Que peut-on donc attendre de l’année 2019? Cette question était au centre de la discussion de la conférence sur la tokénisation des actifs.
L’évolution du marché a apporté une finesse chez les investisseurs, une meilleure réglementation et un marché en forte demande. D’une année 2017 sauvage, pendant laquelle les ICOs étaient en pleine vitesse, le monde crypto est passé à un environnement où les startups et investisseurs sont avides de réglementations et de sécurité. La prochaine étape se fera parmi les émetteurs de tokens qui devront se familiariser avec les procédures de chaque pays mais aussi parmi les plateformes de trading pour introduire de manière conforme et sécuritaire les security tokens. Des exemples déjà proactifs sur ce sujet sont BitGo, Coinbase et ICE. En Europe, Malte, le Royaume-Uni, le Liechtenstein, l’Allemagne et la France se sont lancés dans une course à une régulation pro-crypto.

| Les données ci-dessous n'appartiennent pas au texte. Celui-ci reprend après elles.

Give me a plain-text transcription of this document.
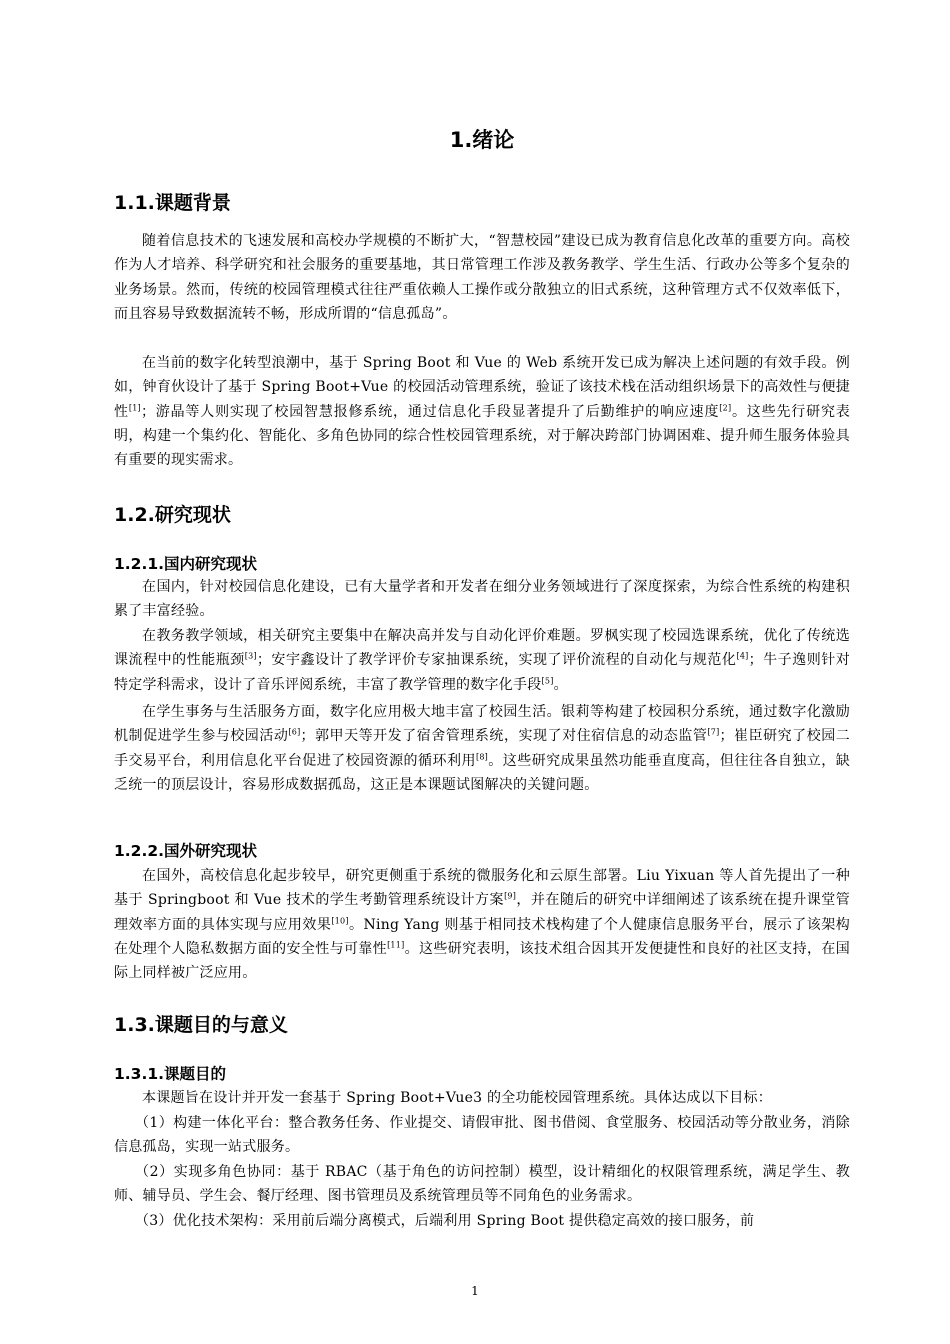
1.绪论
1.1.课题背景

随着信息技术的飞速发展和高校办学规模的不断扩大，“智慧校园”建设已成为教育信息化改革的重要方向。高校作为人才培养、科学研究和社会服务的重要基地，其日常管理工作涉及教务教学、学生生活、行政办公等多个复杂的业务场景。然而，传统的校园管理模式往往严重依赖人工操作或分散独立的旧式系统，这种管理方式不仅效率低下，而且容易导致数据流转不畅，形成所谓的“信息孤岛”。

在当前的数字化转型浪潮中，基于 Spring Boot 和 Vue 的 Web 系统开发已成为解决上述问题的有效手段。例如，钟育伙设计了基于 Spring Boot+Vue 的校园活动管理系统，验证了该技术栈在活动组织场景下的高效性与便捷性[1]；游晶等人则实现了校园智慧报修系统，通过信息化手段显著提升了后勤维护的响应速度[2]。这些先行研究表明，构建一个集约化、智能化、多角色协同的综合性校园管理系统，对于解决跨部门协调困难、提升师生服务体验具有重要的现实需求。

1.2.研究现状
1.2.1.国内研究现状

在国内，针对校园信息化建设，已有大量学者和开发者在细分业务领域进行了深度探索，为综合性系统的构建积累了丰富经验。

在教务教学领域，相关研究主要集中在解决高并发与自动化评价难题。罗枫实现了校园选课系统，优化了传统选课流程中的性能瓶颈[3]；安宇鑫设计了教学评价专家抽课系统，实现了评价流程的自动化与规范化[4]；牛子逸则针对特定学科需求，设计了音乐评阅系统，丰富了教学管理的数字化手段[5]。

在学生事务与生活服务方面，数字化应用极大地丰富了校园生活。银莉等构建了校园积分系统，通过数字化激励机制促进学生参与校园活动[6]；郭甲天等开发了宿舍管理系统，实现了对住宿信息的动态监管[7]；崔臣研究了校园二手交易平台，利用信息化平台促进了校园资源的循环利用[8]。这些研究成果虽然功能垂直度高，但往往各自独立，缺乏统一的顶层设计，容易形成数据孤岛，这正是本课题试图解决的关键问题。

1.2.2.国外研究现状

在国外，高校信息化起步较早，研究更侧重于系统的微服务化和云原生部署。Liu Yixuan 等人首先提出了一种基于 Springboot 和 Vue 技术的学生考勤管理系统设计方案[9]，并在随后的研究中详细阐述了该系统在提升课堂管理效率方面的具体实现与应用效果[10]。Ning Yang 则基于相同技术栈构建了个人健康信息服务平台，展示了该架构在处理个人隐私数据方面的安全性与可靠性[11]。这些研究表明，该技术组合因其开发便捷性和良好的社区支持，在国际上同样被广泛应用。

1.3.课题目的与意义
1.3.1.课题目的

本课题旨在设计并开发一套基于 Spring Boot+Vue3 的全功能校园管理系统。具体达成以下目标：

（1）构建一体化平台：整合教务任务、作业提交、请假审批、图书借阅、食堂服务、校园活动等分散业务，消除信息孤岛，实现一站式服务。

（2）实现多角色协同：基于 RBAC（基于角色的访问控制）模型，设计精细化的权限管理系统，满足学生、教师、辅导员、学生会、餐厅经理、图书管理员及系统管理员等不同角色的业务需求。

（3）优化技术架构：采用前后端分离模式，后端利用 Spring Boot 提供稳定高效的接口服务，前

1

Les sujets abordés par la conférence étaient purement alignés avec les grandes tendances du marché. Comme souligné par Mr Verbiest, la régulation du marché secondaire européen serait mise à jour en 2019. Par conséquent, les marchés boursiers et crypto majeurs en Europe commenceront à échanger des security tokens. De manière similaire, les startups évoluant dans un environnement post-ICO s’impliqueront dans les security tokens afin d’initier des levées de fonds de manière plus sécurisées. L’année 2019 s’annoncent comme l’année de l’innovation financière via un apport de liquidité vers les échanges de security tokens.
La technologie étant en perpétuel mouvement, la numérisation des actifs conventionnels est inévitable et même, indispensable. Bien qu’elle ne bouleversera pas le monde de la finance en profondeur comme l’a fait l’entrée de la crypto-monnaie en 2017, cette numérisation changera certainement la façon dont les levées de fond sont effectuées, la façon dont les investissements sont menés et bien évidemment, l’approche réglementaire des gouvernements envers les actifs numérisés.